The Assault on School Children Continues—Through Food

Conservative politicians are unabashedly assaulting Black children.

Lately, that assault has taken the form of attacking Black history. The latest iteration comes from Republican governors preventing hungry children from getting fed. Republican governors in 15 states are rejecting a new federally funded program to give food assistance to hungry children during the summer months, denying benefits to 8 million children nationwide.

Their excuses run the gambit: from the idiotic to the pathologically bigoted. Some argue that they haven’t seen the full plans. Others say that they don’t want to contribute to childhood obesity. Lastly, some say they don’t want to perpetuate dependency on the government.

This program is for children who may experience hunger… that’s the real epidemic. More than 34 million people, including 9 million children, in the United States are food insecure, according to the U. S. Department of Agriculture, meaning they lack consistent access to enough food for every family member to be healthy.

According to researchers, it matters because children in such households are more likely to struggle academically and repeat grade levels, among other challenges. Thus, the program is an investment into children—not welfare like Nebraska Gov. Jim Pillen assumes—providing families with incomes below the poverty level who already get school lunches for a reduced price or free with $120 per child to buy food at grocery stores, farmers markets or other approved retailers.
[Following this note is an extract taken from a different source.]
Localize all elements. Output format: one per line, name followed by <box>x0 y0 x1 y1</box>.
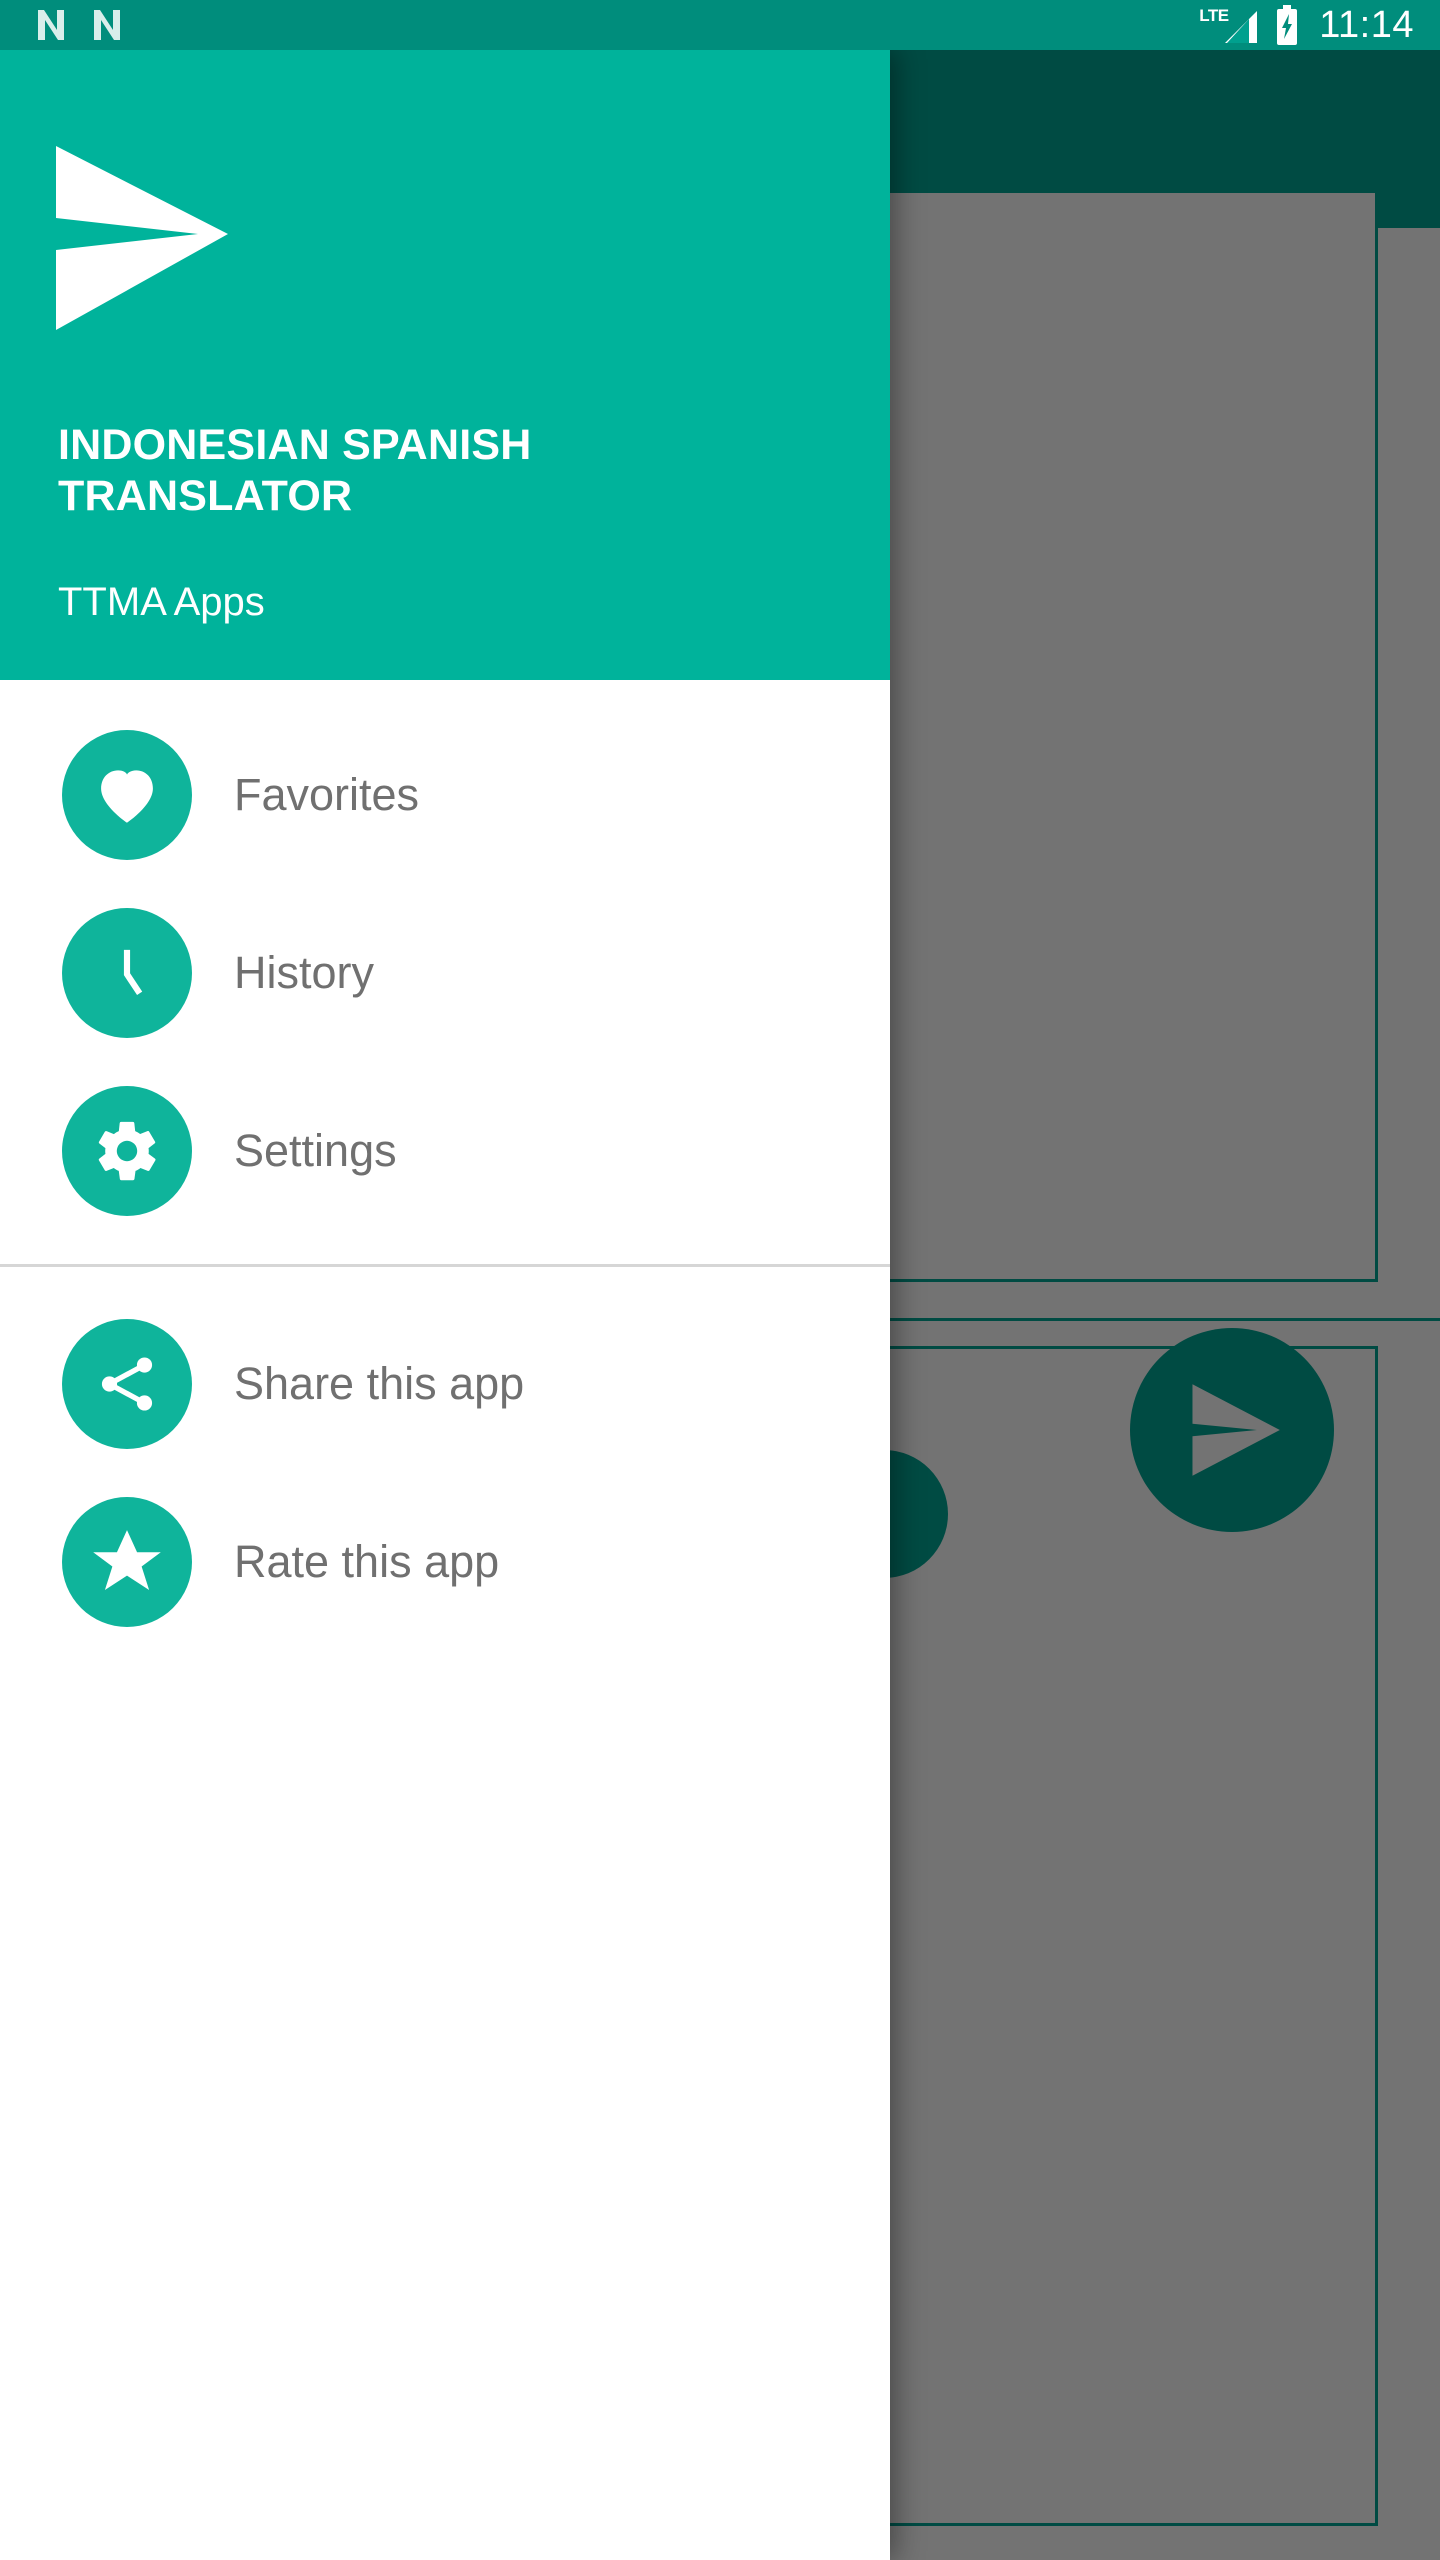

Of the 15 states declining the federal dollars to help feed hungry children, seven of the states make up the original Confederate States of America: Alabama, Florida, Georgia, Louisiana, Mississippi, South Carolina, and Texas. Of these:

Again, conservative politicians are unabashedly assaulting Black children.

Various organizations will step in to provide opportunities for children to be fed. Houses of worship will use their ministries and resources to provide food and other items to those in need. Non-governmental organizations, including Freedom Schools, will provide summer programming with enrichment activities and breakfast and lunch. We should take heed of the leadership of organizations like the Black Panther Party that demonstrated that justice was intersectional.

As a former Afterschool and Summer Program director, I can attest to the importance of these programs for children in the summer. However, these programs don’t give families the funds to purchase food for their homes. Americans need help purchasing food, especially with the high cost of groceries. It’s true in Pennsylvania and New Jersey.

Americans pay taxes, and their tax dollars should work for them. Congress agreed and passed this food assistance program. Who are these “leaders” to deny people in need the opportunity for relief through nutritious food and money for families to purchase more food for their homes?

We’ve got to be honest with each other. Conservative politicians don’t care for people beyond their racist ideals and philosophies. Many believe that Black people, particularly the poor among them, are lazy, uninterested in working, and desire to depend on the government.

It’s similar to the same racist thinking during the Jim Crow era and the period of chattel enslavement.

However, this is the play by conservatives; the federal government must be more creative in getting these resources where they need to be. For example, instead of sending money directly to the states, maybe these dollars should be sent to non-governmental agencies and organizations specifically to partner with school districts to get the resources in the hands of children and families.

Maybe there is another way to do it. It doesn’t matter how; it just needs to happen.

Governor Jim Pillen of Nebraska, saying he doesn’t believe in welfare, shared his rationale: “Handing out money is not enough to meet kids’ needs. They need much more.” Forty dollars a month for groceries, capped at $120 for three months, is not a lot of money. But go tell that to a parent struggling to make ends meet.

The folks are out of touch. Hopefully, voters touch them at the ballot box.